In the face of this presently onrushing, global crisis, only a certain, definite kind of reform could succeed.

The Essential Systemic Reform

The present world monetary system, with its component monetary systems, must be put into protective custody for general reform in bankruptcy proceedings, over a period of some years or more to come. Therefore, all so-called independent monetary and related central banking systems must be taken into protective custody, and the authority which they had enjoyed given over, entirely, to a concert of treaty-agreements among perfectly sovereign nation-states' authorities.
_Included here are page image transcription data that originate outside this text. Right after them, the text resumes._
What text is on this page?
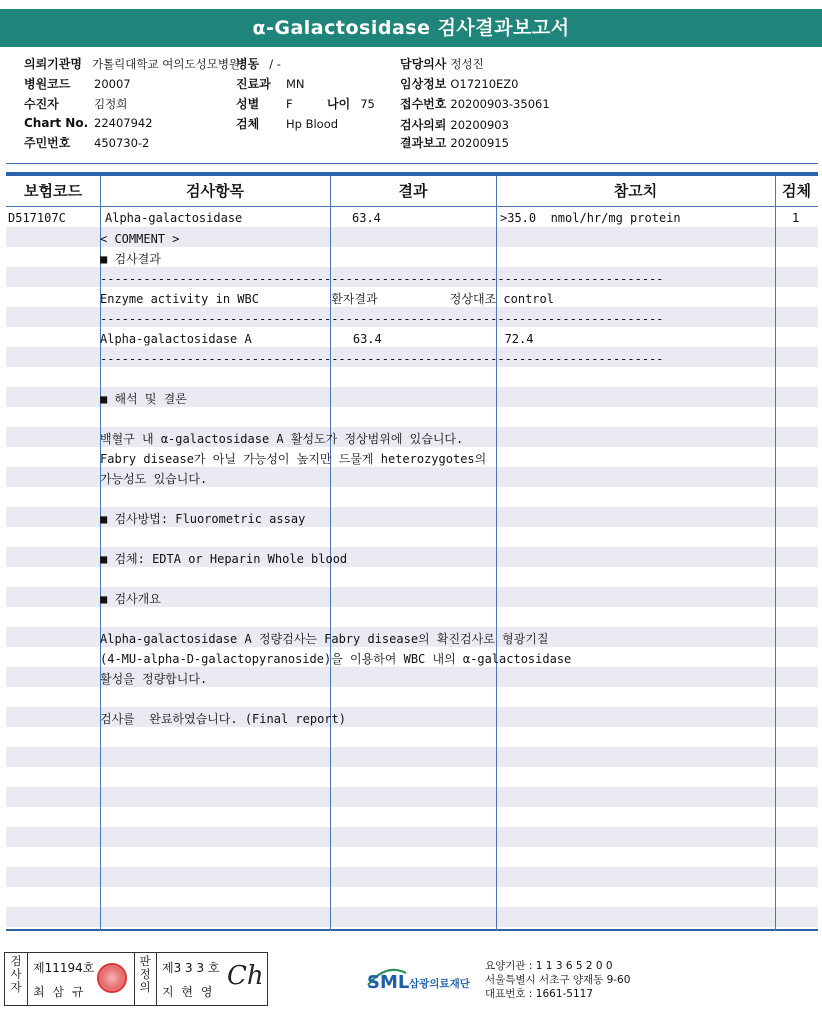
α-Galactosidase 검사결과보고서
의뢰기관명 가톨릭대학교 여의도성모병원
병동 / -
병원코드 20007	진료과 MN
수진자	김정희	성별 F	나이 75
Chart No. 22407942	검체 Hp Blood
주민번호 450730-2
담당의사 정성진
임상정보 O17210EZ0
접수번호 20200903-35061
검사의뢰 20200903
결과보고 20200915
보험코드	검사항목	결과	참고치	검체
D517107C	Alpha-galactosidase	63.4	>35.0  nmol/hr/mg protein	1
< COMMENT >
■ 검사결과
------------------------------------------------------------------------------
Enzyme activity in WBC          환자결과          정상대조 control
------------------------------------------------------------------------------
Alpha-galactosidase A              63.4                 72.4
------------------------------------------------------------------------------
■ 해석 및 결론
백혈구 내 α-galactosidase A 활성도가 정상범위에 있습니다.
Fabry disease가 아닐 가능성이 높지만 드물게 heterozygotes의
가능성도 있습니다.
■ 검사방법: Fluorometric assay
■ 검체: EDTA or Heparin Whole blood
■ 검사개요
Alpha-galactosidase A 정량검사는 Fabry disease의 확진검사로 형광기질
(4-MU-alpha-D-galactopyranoside)을 이용하여 WBC 내의 α-galactosidase
활성을 정량합니다.
검사를  완료하였습니다. (Final report)
검사자
제11194호
최 삼 규
판정의
제3 3 3 호
지 현 영
Ch	SML 삼광의료재단
요양기관 : 1 1 3 6 5 2 0 0
서울특별시 서초구 양재동 9-60
대표번호 : 1661-5117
We must credit a network of sovereign credit-systems, created by sovereign governments, which must employ a nested set of treaty-agreements among sovereign nations, agreements which will, in effect, reestablish a global, fixed-exchange-rate system of treaty-organizations. The immediate intention of adoption of such agreements, must be: a.) To replace the world's present monetary systems with statist credit-systems, as Treasury Secretary Alexander Hamilton defined national banking. b.) To unleash long-term, massive expansion of essential physical-economic infrastructure, to shift employment back toward emphasis on capital-intensive modes of technological progress in manufacturing, independent farming, high-technology mass-transport featuring emphasis on magnetic levitation, global development of freshwater supplies, and high-energy-flux-density of production and distribution of power and synthetic generation of hydrogen-based fuels produced by nuclear-fission technology, and science-driver programs for economy, health care, and sanitation.
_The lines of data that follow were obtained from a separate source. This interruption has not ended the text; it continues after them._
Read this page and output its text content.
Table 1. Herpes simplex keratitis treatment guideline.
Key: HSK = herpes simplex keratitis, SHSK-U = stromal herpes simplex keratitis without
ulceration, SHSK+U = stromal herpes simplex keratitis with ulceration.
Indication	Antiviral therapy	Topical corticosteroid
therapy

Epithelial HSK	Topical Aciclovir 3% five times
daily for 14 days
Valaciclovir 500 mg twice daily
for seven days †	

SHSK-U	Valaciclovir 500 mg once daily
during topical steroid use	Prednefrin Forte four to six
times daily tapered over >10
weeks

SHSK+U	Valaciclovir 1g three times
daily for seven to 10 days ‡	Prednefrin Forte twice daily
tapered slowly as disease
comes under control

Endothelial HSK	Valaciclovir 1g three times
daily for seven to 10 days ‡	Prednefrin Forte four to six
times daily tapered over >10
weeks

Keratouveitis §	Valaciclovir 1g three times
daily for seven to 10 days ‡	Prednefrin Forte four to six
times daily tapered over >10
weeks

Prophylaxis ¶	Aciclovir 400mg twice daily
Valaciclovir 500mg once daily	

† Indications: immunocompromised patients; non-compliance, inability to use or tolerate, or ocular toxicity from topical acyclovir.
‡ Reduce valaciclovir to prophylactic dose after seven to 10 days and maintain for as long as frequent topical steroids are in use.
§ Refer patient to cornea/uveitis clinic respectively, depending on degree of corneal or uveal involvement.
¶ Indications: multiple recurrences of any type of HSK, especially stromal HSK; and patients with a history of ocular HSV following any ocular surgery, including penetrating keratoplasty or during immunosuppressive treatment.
The visible economic horizon for such a reform spans the two generations of expected economically active life of young people entering adult life today. Since the great mass of required infrastructure-building and related tasks will be within the range of twenty-five to fifty years maturation, we are presently situated at the point at which long-term treaty agreements among sovereign governments must recognize that what we do, or fail to do on those accounts will necessarily encumber our populations for fifty years and more to come.
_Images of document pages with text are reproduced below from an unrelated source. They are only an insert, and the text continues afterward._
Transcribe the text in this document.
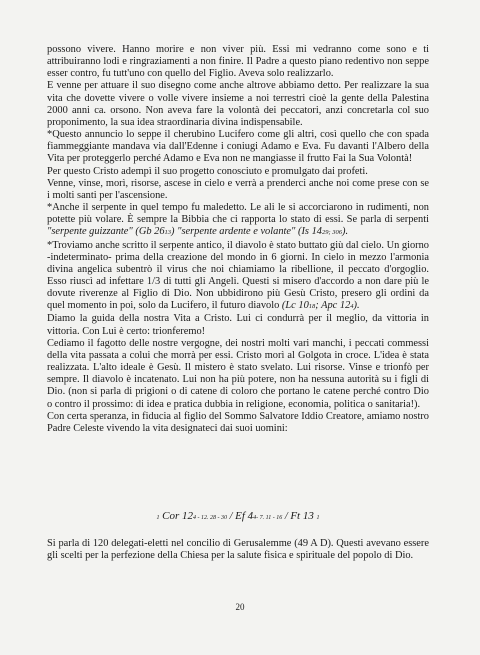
possono vivere. Hanno morire e non viver più. Essi mi vedranno come sono e ti attribuiranno lodi e ringraziamenti a non finire. Il Padre a questo piano redentivo non seppe esser contro, fu tutt'uno con quello del Figlio. Aveva solo realizzarlo.

E venne per attuare il suo disegno come anche altrove abbiamo detto. Per realizzare la sua vita che dovette vivere o volle vivere insieme a noi terrestri cioè la gente della Palestina 2000 anni ca. orsono. Non aveva fare la volontà dei peccatori, anzi concretarla col suo proponimento, la sua idea straordinaria divina indispensabile.

*Questo annuncio lo seppe il cherubino Lucifero come gli altri, così quello che con spada fiammeggiante mandava via dall'Edenne i coniugi Adamo e Eva. Fu davanti l'Albero della Vita per proteggerlo perché Adamo e Eva non ne mangiasse il frutto Fai la Sua Volontà!

Per questo Cristo adempì il suo progetto conosciuto e promulgato dai profeti.

Venne, vinse, morì, risorse, ascese in cielo e verrà a prenderci anche noi come prese con se i molti santi per l'ascensione.

*Anche il serpente in quel tempo fu maledetto. Le ali le si accorciarono in rudimenti, non potette più volare. È sempre la Bibbia che ci rapporta lo stato di essi. Se parla di serpenti "serpente guizzante" (Gb 2613) "serpente ardente e volante" (Is 1429; 306).

*Troviamo anche scritto il serpente antico, il diavolo è stato buttato giù dal cielo. Un giorno -indeterminato- prima della creazione del mondo in 6 giorni. In cielo in mezzo l'armonia divina angelica subentrò il virus che noi chiamiamo la ribellione, il peccato d'orgoglio. Esso riuscì ad infettare 1/3 di tutti gli Angeli. Questi si misero d'accordo a non dare più le dovute riverenze al Figlio di Dio. Non ubbidirono più Gesù Cristo, presero gli ordini da quel momento in poi, solo da Lucifero, il futuro diavolo (Lc 1018; Apc 124).

Diamo la guida della nostra Vita a Cristo. Lui ci condurrà per il meglio, da vittoria in vittoria. Con Lui è certo: trionferemo!

Cediamo il fagotto delle nostre vergogne, dei nostri molti vari manchi, i peccati commessi della vita passata a colui che morrà per essi. Cristo morì al Golgota in croce. L'idea è stata realizzata. L'alto ideale è Gesù. Il mistero è stato svelato. Lui risorse. Vinse e trionfò per sempre. Il diavolo è incatenato. Lui non ha più potere, non ha nessuna autorità su i figli di Dio. (non si parla di prigioni o di catene di coloro che portano le catene perché contro Dio o contro il prossimo: di idea e pratica dubbia in religione, economia, politica o sanitaria!).

Con certa speranza, in fiducia al figlio del Sommo Salvatore Iddio Creatore, amiamo nostro Padre Celeste vivendo la vita designateci dai suoi uomini:

1 Cor 124 - 12. 28 - 30 / Ef 44- 7. 11 - 16 / Ft 13 1

Si parla di 120 delegati-eletti nel concilio di Gerusalemme (49 A D). Questi avevano essere gli scelti per la perfezione della Chiesa per la salute fisica e spirituale del popolo di Dio.

20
Rather than floating currencies, we must allow prices to float within a fixed-exchange-system based on long-term considerations, especially the importance of protection of long-term physical capital expressed in forms such as productive capacities and progressive improvements in skill-levels of populations.

If we can muster the resolution to make such emergency agreements among sovereign nations now, we will probably have defined the hopeful future for all mankind for at least a millennium to come.

In the Meantime

No effort should be wasted in trying to adjust values of what are essentially fictitious monetary claims. At this immediate time, and for some years to come, we must protect what is currently essential, such as occupation of housing by families, the functioning of locally chartered banks by the national or regional governments, and other things. Presently, we do not have the basis on which to determine what the valuation of a claim to property should be. What that should be will become more or less clear only during the course of a lapse of time of several or more years. In the meantime, life must go on; all essential functions of physical economy and well-being of households, must be protected; real growth in employment in productive, rather than financial-speculative and questionable "services," must have priority. The function of governments, and among governments, must be to ensure that what is essential happens, and that the physical growth of useful output, as physical capital and essentials of the population as a whole, are met.

This could not be accomplished, presently, under ordinary proceedings-in-bankruptcy. The mere attempt to take that route would be a disaster for all concerned. Instead, we must use emergency "fire walls" of government reform to ensure that physically essential measures of support for normal life and improved physical productivity are taken with what is otherwise a minimal stress and strain upon a population attempting to resume both a stable, understandable, and progressive manner of living in households and running local businesses in their respective communities. We must foster creative initiatives, and, therefore, we must foster, rather than tend to discourage useful private initiatives.